Saturday, September 29, 2007

on the battlements

Definitely a night for wordless music and a deep whisky glass. Pass this one by if you haven't been divorced and have never had to do the merry dance of Sharing The Children. Really. Trust me. Scroll on down, this one's not for you.

For the remainder, all you battered and tattered little band of people who've had part of themselves torn away by an infernal engine called dee, eye, vee, oh, arse, well, heck,  gather round, throw another log on the fire and help yourselves to whisky. 

Finally tonight, after months of feeling that something was about to change, got a phone call from my ex-husband to confirm that he is leaving town and heading up North.
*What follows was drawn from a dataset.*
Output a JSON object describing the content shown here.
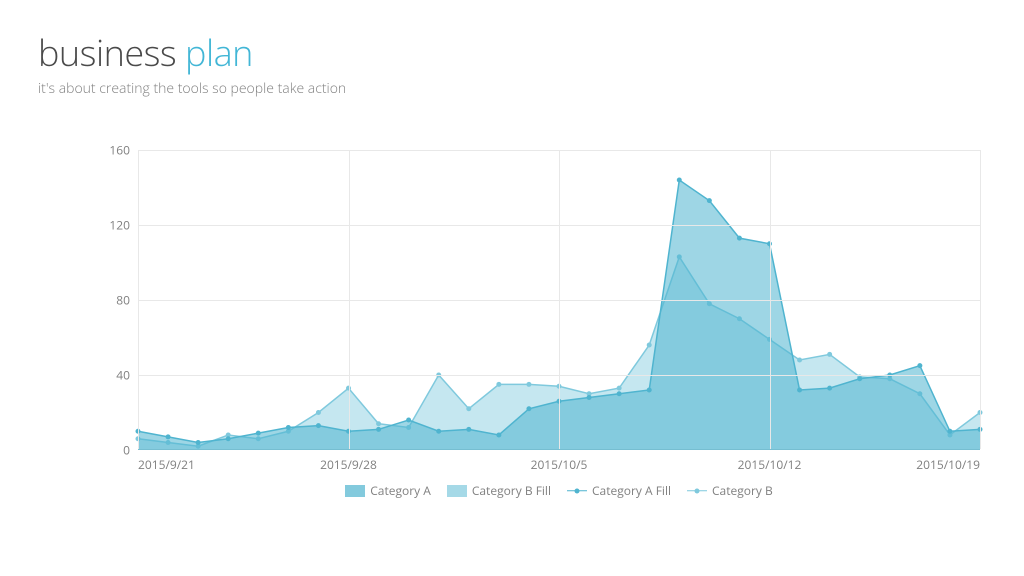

In previous, hellish times, this would have been cause to crack open a bottle of champagne and toast his speedy departure, but now, with the our old battlefield grassed-over and the memory of the horrible wounds we inflicted, just that -  a memory - it's odd to think that I'm the one left behind, manning the Fort.

The Fort is a depleted thing. Once a busy, thriving concern when the babies were small, now it's a ghost-Fort, with just three of us, my partner, my eldest daughter ( the youngest is thankfully too young to remember the Bad Old Days) and I, left to remember the battles, the troop movements, the no-go areas and all the ghastly fall-out that used to litter our path through the wreckage of a family life. Wind blows down the corridors, and litter gathers under the wheels of a rusting tricycle. These days, the Fort is surrounded by a land in which I have absolutely no wish to remain. So part of me is deeply envious of my ex-husband's escape bid. Part of me wishes that I'd been the one to move first. I heard, with a sinking heart, the real pain in my daughter's voice when she said - well at least you're not going to move away, Mum. 
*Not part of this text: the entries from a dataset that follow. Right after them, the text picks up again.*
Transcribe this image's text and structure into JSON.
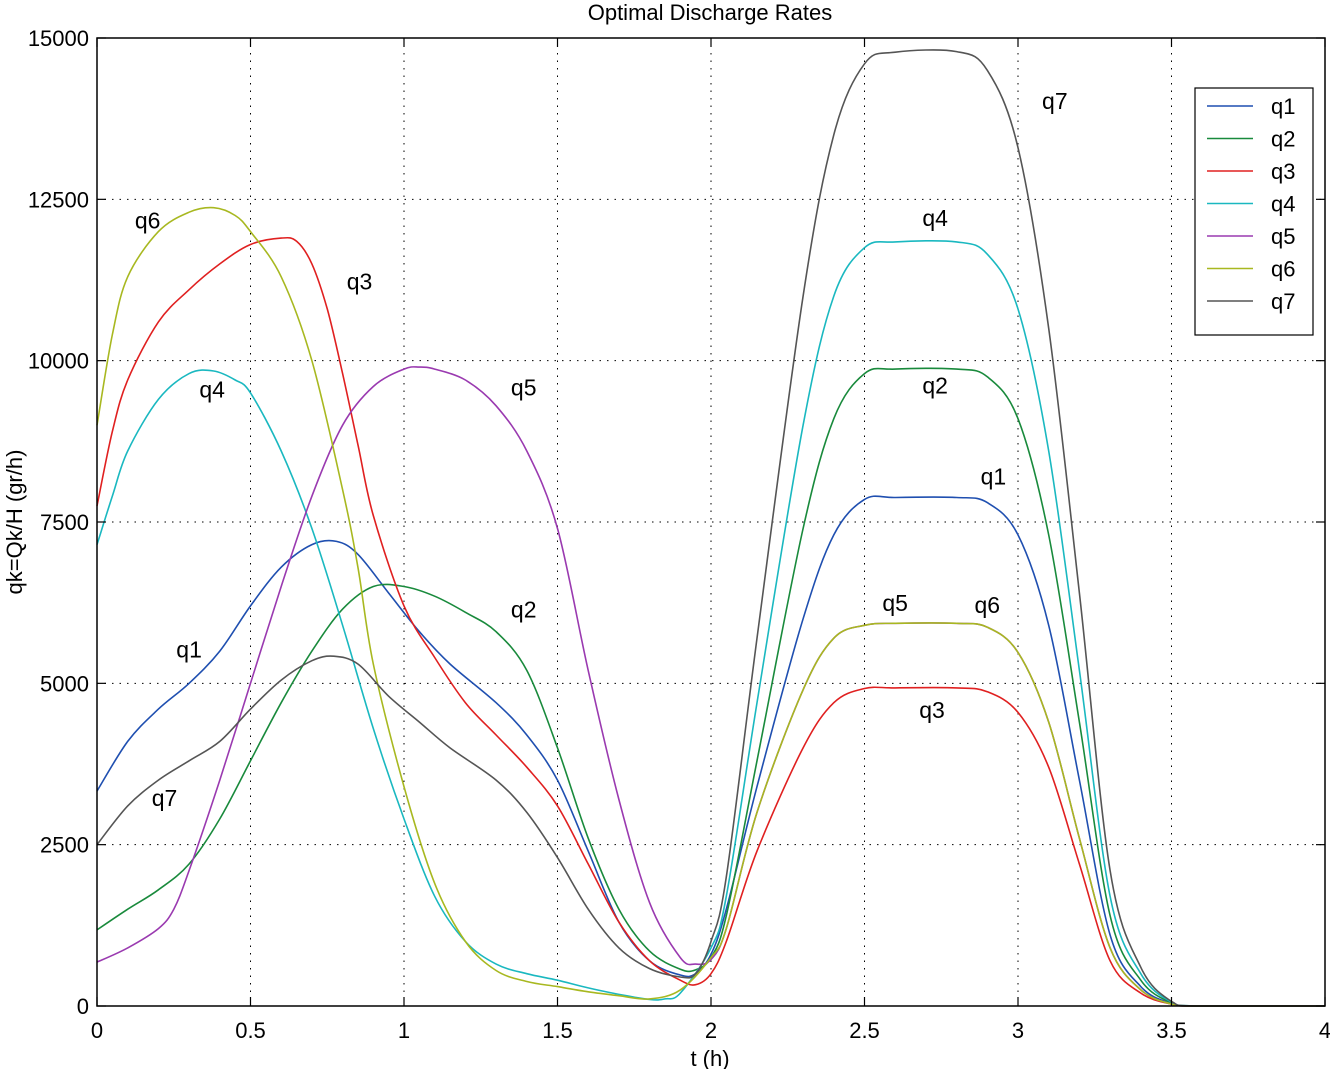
{
  "chart_data": {
    "type": "line",
    "title": "Optimal Discharge Rates",
    "xlabel": "t  (h)",
    "ylabel": "qk=Qk/H  (gr/h)",
    "xlim": [
      0,
      4
    ],
    "ylim": [
      0,
      15000
    ],
    "xticks": [
      0,
      0.5,
      1,
      1.5,
      2,
      2.5,
      3,
      3.5,
      4
    ],
    "xtick_labels": [
      "0",
      "0.5",
      "1",
      "1.5",
      "2",
      "2.5",
      "3",
      "3.5",
      "4"
    ],
    "yticks": [
      0,
      2500,
      5000,
      7500,
      10000,
      12500,
      15000
    ],
    "ytick_labels": [
      "0",
      "2500",
      "5000",
      "7500",
      "10000",
      "12500",
      "15000"
    ],
    "grid": true,
    "legend_position": "top-right",
    "series": [
      {
        "name": "q1",
        "color": "#1f4fb0",
        "points": [
          [
            0,
            3330
          ],
          [
            0.1,
            4100
          ],
          [
            0.2,
            4600
          ],
          [
            0.3,
            5000
          ],
          [
            0.4,
            5500
          ],
          [
            0.5,
            6200
          ],
          [
            0.6,
            6800
          ],
          [
            0.7,
            7150
          ],
          [
            0.78,
            7200
          ],
          [
            0.85,
            7000
          ],
          [
            0.95,
            6400
          ],
          [
            1.05,
            5800
          ],
          [
            1.15,
            5300
          ],
          [
            1.3,
            4700
          ],
          [
            1.4,
            4200
          ],
          [
            1.5,
            3500
          ],
          [
            1.6,
            2400
          ],
          [
            1.7,
            1300
          ],
          [
            1.8,
            700
          ],
          [
            1.9,
            480
          ],
          [
            1.95,
            500
          ],
          [
            2.0,
            800
          ],
          [
            2.05,
            1500
          ],
          [
            2.15,
            3400
          ],
          [
            2.3,
            6000
          ],
          [
            2.4,
            7300
          ],
          [
            2.5,
            7850
          ],
          [
            2.6,
            7880
          ],
          [
            2.8,
            7880
          ],
          [
            2.9,
            7800
          ],
          [
            3.0,
            7300
          ],
          [
            3.1,
            5900
          ],
          [
            3.2,
            3500
          ],
          [
            3.3,
            1100
          ],
          [
            3.4,
            300
          ],
          [
            3.5,
            40
          ],
          [
            3.58,
            0
          ],
          [
            4,
            0
          ]
        ]
      },
      {
        "name": "q2",
        "color": "#198a3c",
        "points": [
          [
            0,
            1180
          ],
          [
            0.1,
            1500
          ],
          [
            0.2,
            1800
          ],
          [
            0.3,
            2200
          ],
          [
            0.4,
            2900
          ],
          [
            0.5,
            3800
          ],
          [
            0.6,
            4700
          ],
          [
            0.7,
            5500
          ],
          [
            0.8,
            6150
          ],
          [
            0.9,
            6500
          ],
          [
            1.0,
            6500
          ],
          [
            1.1,
            6350
          ],
          [
            1.2,
            6100
          ],
          [
            1.3,
            5800
          ],
          [
            1.4,
            5200
          ],
          [
            1.5,
            4000
          ],
          [
            1.6,
            2600
          ],
          [
            1.7,
            1500
          ],
          [
            1.8,
            850
          ],
          [
            1.9,
            570
          ],
          [
            1.95,
            560
          ],
          [
            2.0,
            750
          ],
          [
            2.05,
            1400
          ],
          [
            2.15,
            3800
          ],
          [
            2.3,
            7400
          ],
          [
            2.4,
            9100
          ],
          [
            2.5,
            9800
          ],
          [
            2.6,
            9870
          ],
          [
            2.8,
            9870
          ],
          [
            2.9,
            9750
          ],
          [
            3.0,
            9100
          ],
          [
            3.1,
            7300
          ],
          [
            3.2,
            4400
          ],
          [
            3.3,
            1400
          ],
          [
            3.4,
            400
          ],
          [
            3.5,
            50
          ],
          [
            3.58,
            0
          ],
          [
            4,
            0
          ]
        ]
      },
      {
        "name": "q3",
        "color": "#e02020",
        "points": [
          [
            0,
            7750
          ],
          [
            0.05,
            8900
          ],
          [
            0.1,
            9700
          ],
          [
            0.2,
            10600
          ],
          [
            0.3,
            11100
          ],
          [
            0.4,
            11500
          ],
          [
            0.5,
            11800
          ],
          [
            0.6,
            11900
          ],
          [
            0.65,
            11850
          ],
          [
            0.7,
            11500
          ],
          [
            0.75,
            10800
          ],
          [
            0.8,
            9800
          ],
          [
            0.85,
            8700
          ],
          [
            0.9,
            7600
          ],
          [
            1.0,
            6200
          ],
          [
            1.1,
            5400
          ],
          [
            1.2,
            4700
          ],
          [
            1.3,
            4200
          ],
          [
            1.4,
            3700
          ],
          [
            1.5,
            3100
          ],
          [
            1.6,
            2200
          ],
          [
            1.7,
            1300
          ],
          [
            1.8,
            700
          ],
          [
            1.9,
            400
          ],
          [
            1.95,
            330
          ],
          [
            2.0,
            500
          ],
          [
            2.05,
            1000
          ],
          [
            2.15,
            2400
          ],
          [
            2.3,
            4000
          ],
          [
            2.4,
            4700
          ],
          [
            2.5,
            4920
          ],
          [
            2.6,
            4930
          ],
          [
            2.8,
            4930
          ],
          [
            2.9,
            4870
          ],
          [
            3.0,
            4550
          ],
          [
            3.1,
            3700
          ],
          [
            3.2,
            2200
          ],
          [
            3.3,
            700
          ],
          [
            3.4,
            200
          ],
          [
            3.5,
            30
          ],
          [
            3.58,
            0
          ],
          [
            4,
            0
          ]
        ]
      },
      {
        "name": "q4",
        "color": "#1ab8c0",
        "points": [
          [
            0,
            7150
          ],
          [
            0.05,
            7900
          ],
          [
            0.1,
            8600
          ],
          [
            0.2,
            9400
          ],
          [
            0.3,
            9800
          ],
          [
            0.38,
            9840
          ],
          [
            0.45,
            9700
          ],
          [
            0.5,
            9500
          ],
          [
            0.6,
            8600
          ],
          [
            0.7,
            7400
          ],
          [
            0.8,
            5900
          ],
          [
            0.9,
            4300
          ],
          [
            1.0,
            2900
          ],
          [
            1.1,
            1700
          ],
          [
            1.2,
            1000
          ],
          [
            1.3,
            650
          ],
          [
            1.4,
            500
          ],
          [
            1.5,
            400
          ],
          [
            1.6,
            280
          ],
          [
            1.7,
            180
          ],
          [
            1.8,
            100
          ],
          [
            1.85,
            110
          ],
          [
            1.9,
            200
          ],
          [
            2.0,
            900
          ],
          [
            2.05,
            1700
          ],
          [
            2.15,
            4700
          ],
          [
            2.3,
            9000
          ],
          [
            2.4,
            11000
          ],
          [
            2.5,
            11750
          ],
          [
            2.6,
            11840
          ],
          [
            2.8,
            11840
          ],
          [
            2.9,
            11650
          ],
          [
            3.0,
            10800
          ],
          [
            3.1,
            8600
          ],
          [
            3.2,
            5200
          ],
          [
            3.3,
            1700
          ],
          [
            3.4,
            500
          ],
          [
            3.5,
            60
          ],
          [
            3.58,
            0
          ],
          [
            4,
            0
          ]
        ]
      },
      {
        "name": "q5",
        "color": "#9a3ab0",
        "points": [
          [
            0,
            680
          ],
          [
            0.1,
            900
          ],
          [
            0.2,
            1200
          ],
          [
            0.25,
            1500
          ],
          [
            0.3,
            2100
          ],
          [
            0.4,
            3500
          ],
          [
            0.5,
            5000
          ],
          [
            0.6,
            6500
          ],
          [
            0.7,
            7900
          ],
          [
            0.8,
            9000
          ],
          [
            0.9,
            9600
          ],
          [
            1.0,
            9870
          ],
          [
            1.05,
            9900
          ],
          [
            1.1,
            9870
          ],
          [
            1.2,
            9700
          ],
          [
            1.3,
            9300
          ],
          [
            1.4,
            8600
          ],
          [
            1.5,
            7400
          ],
          [
            1.6,
            5200
          ],
          [
            1.7,
            3200
          ],
          [
            1.8,
            1600
          ],
          [
            1.9,
            750
          ],
          [
            1.95,
            650
          ],
          [
            2.0,
            720
          ],
          [
            2.05,
            1200
          ],
          [
            2.15,
            3000
          ],
          [
            2.3,
            4900
          ],
          [
            2.4,
            5700
          ],
          [
            2.5,
            5900
          ],
          [
            2.6,
            5930
          ],
          [
            2.8,
            5930
          ],
          [
            2.9,
            5870
          ],
          [
            3.0,
            5480
          ],
          [
            3.1,
            4400
          ],
          [
            3.2,
            2600
          ],
          [
            3.3,
            900
          ],
          [
            3.4,
            250
          ],
          [
            3.5,
            30
          ],
          [
            3.58,
            0
          ],
          [
            4,
            0
          ]
        ]
      },
      {
        "name": "q6",
        "color": "#a8b820",
        "points": [
          [
            0,
            9000
          ],
          [
            0.05,
            10400
          ],
          [
            0.1,
            11300
          ],
          [
            0.2,
            12000
          ],
          [
            0.3,
            12300
          ],
          [
            0.38,
            12370
          ],
          [
            0.45,
            12250
          ],
          [
            0.5,
            12000
          ],
          [
            0.6,
            11300
          ],
          [
            0.7,
            10000
          ],
          [
            0.8,
            8000
          ],
          [
            0.85,
            6800
          ],
          [
            0.9,
            5300
          ],
          [
            1.0,
            3400
          ],
          [
            1.1,
            1900
          ],
          [
            1.2,
            1000
          ],
          [
            1.3,
            550
          ],
          [
            1.4,
            380
          ],
          [
            1.5,
            300
          ],
          [
            1.6,
            220
          ],
          [
            1.7,
            160
          ],
          [
            1.8,
            110
          ],
          [
            1.9,
            250
          ],
          [
            2.0,
            750
          ],
          [
            2.05,
            1200
          ],
          [
            2.15,
            3000
          ],
          [
            2.3,
            4900
          ],
          [
            2.4,
            5700
          ],
          [
            2.5,
            5900
          ],
          [
            2.6,
            5930
          ],
          [
            2.8,
            5930
          ],
          [
            2.9,
            5870
          ],
          [
            3.0,
            5480
          ],
          [
            3.1,
            4400
          ],
          [
            3.2,
            2600
          ],
          [
            3.3,
            900
          ],
          [
            3.4,
            250
          ],
          [
            3.5,
            30
          ],
          [
            3.58,
            0
          ],
          [
            4,
            0
          ]
        ]
      },
      {
        "name": "q7",
        "color": "#555555",
        "points": [
          [
            0,
            2500
          ],
          [
            0.1,
            3100
          ],
          [
            0.2,
            3500
          ],
          [
            0.3,
            3800
          ],
          [
            0.4,
            4100
          ],
          [
            0.5,
            4600
          ],
          [
            0.6,
            5050
          ],
          [
            0.7,
            5350
          ],
          [
            0.77,
            5420
          ],
          [
            0.85,
            5300
          ],
          [
            0.95,
            4800
          ],
          [
            1.05,
            4400
          ],
          [
            1.15,
            4000
          ],
          [
            1.3,
            3500
          ],
          [
            1.4,
            3000
          ],
          [
            1.5,
            2300
          ],
          [
            1.6,
            1500
          ],
          [
            1.7,
            900
          ],
          [
            1.8,
            580
          ],
          [
            1.9,
            450
          ],
          [
            1.95,
            500
          ],
          [
            2.0,
            1000
          ],
          [
            2.05,
            2000
          ],
          [
            2.15,
            5700
          ],
          [
            2.3,
            11000
          ],
          [
            2.4,
            13500
          ],
          [
            2.5,
            14600
          ],
          [
            2.6,
            14780
          ],
          [
            2.8,
            14790
          ],
          [
            2.9,
            14500
          ],
          [
            3.0,
            13300
          ],
          [
            3.1,
            10500
          ],
          [
            3.2,
            6400
          ],
          [
            3.3,
            2100
          ],
          [
            3.4,
            600
          ],
          [
            3.5,
            70
          ],
          [
            3.58,
            0
          ],
          [
            4,
            0
          ]
        ]
      }
    ],
    "annotations": [
      {
        "text": "q6",
        "x": 0.165,
        "y": 12050
      },
      {
        "text": "q3",
        "x": 0.855,
        "y": 11100
      },
      {
        "text": "q4",
        "x": 0.375,
        "y": 9430
      },
      {
        "text": "q5",
        "x": 1.39,
        "y": 9460
      },
      {
        "text": "q1",
        "x": 0.3,
        "y": 5400
      },
      {
        "text": "q2",
        "x": 1.39,
        "y": 6020
      },
      {
        "text": "q7",
        "x": 0.22,
        "y": 3100
      },
      {
        "text": "q7",
        "x": 3.12,
        "y": 13900
      },
      {
        "text": "q4",
        "x": 2.73,
        "y": 12090
      },
      {
        "text": "q2",
        "x": 2.73,
        "y": 9490
      },
      {
        "text": "q1",
        "x": 2.92,
        "y": 8080
      },
      {
        "text": "q5",
        "x": 2.6,
        "y": 6120
      },
      {
        "text": "q6",
        "x": 2.9,
        "y": 6090
      },
      {
        "text": "q3",
        "x": 2.72,
        "y": 4460
      }
    ]
  }
}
Oh, but I so want to. All of me yearns to leave, to find an island or a highland place, far from aspects of our world that more and more I fail to understand or feel a part of. All of me wanting to leave but knowing that I can't. At least not yet. Not until eldest daughter has grown up and gone, and youngest daughter is old enough for a move not to be The End Of The World, Mum, how could you do this to MEEEEEEEE? 

So. I can't have freedom, yet. I'm stuck here in the Fort, holding the damn thing. Why am I holding this Fort? It's not as if it's in any danger of imminent invasion. The sentries have all gone to get different jobs, and there's not so much as a single pitchfork left with which to defend the battlements. But instead I find myself like a hamster in its wheel doing an endless repeat cycle ; a seemingly endless patrol round the sodding battlements, noting bloodstains here and there, observing how the buckets of pitch we drizzled over the heads of the incoming hordes of Visigoths ( or perhaps just tides of luvvies, thugs and assorted wags ) have left their indelible stain on the stonework. Patrolling the battlements of the ghost-Fort, vowing that nothing will drag me up to the airy attic room where the children's clothes are stored, interleaved with tissue and lavender, stored as if by preserving wool and cotton I can somehow, preserve and save them, my children.  The battlements are, in truth, a bloody chilly place to be on a dark autumn night. I'd far rather be downstairs with all of you, watching sparks rise up against the night sky ( the roof could use some repairs, I fear, but hey - it's a Fort and who among us can afford to repair a Fort-roof?) and sipping at a glass of whisky. 

So why am I out here? Because inside the Fort it's suffocating. Because out here, I can't see much beyond the yellow sodium lights of the cage I feel I'm in, but out here, at least I can feel the wind on my face and taste the rain. And besides, in truth, I'm not really back at the Fort yet. I'm here, in Shetland, removed from all this Drama going on back home. But...

But I have to go home soon. Back to the cage I built. Or Fort. Or whatever you want to call it. The life that hasn't fit for years. The absolute aching loneliness of years and years and years of waving, and smiling and trying to communicate. Of sending out a little signal into the darkness and waiting for an answering one in return. Thing is, here, in Shetland, there's a distinct possibility that I've picked up some answers to my signal. Faint ones, sure, but answers just the same. Given more time, I could explore each and every signal and who knows, maybe the darkness might recede a little. There is life, Captain, but perhaps not as we know it.

But I have to go home soon. And the signals will grow fainter and I'll tell myself that they weren't really answers after all, and the howling loneliness of the Fort will descend again, and night after night, I'll be up there on the battlements, peering out at the distant sodium lights and remembering what it felt like to live, albeit briefly, at sixty degrees North.

So. Yeah. Tonight's cheery little threnody has been brought to you courtesy of Dee-Eye-Vee-Oh, arse with orchestral accompaniment from the nice Mr Bowmore of Islay.

1 comment:

Mel said...

Well, you've certainly got the arse part of it right, though in my experience it's no happier having everything uprooted in an instant than being stuck tending the fort. At least not at first. Patience is often worth it in the end, though. Bide your time, make your plans, and when the time comes, run like hell for something better.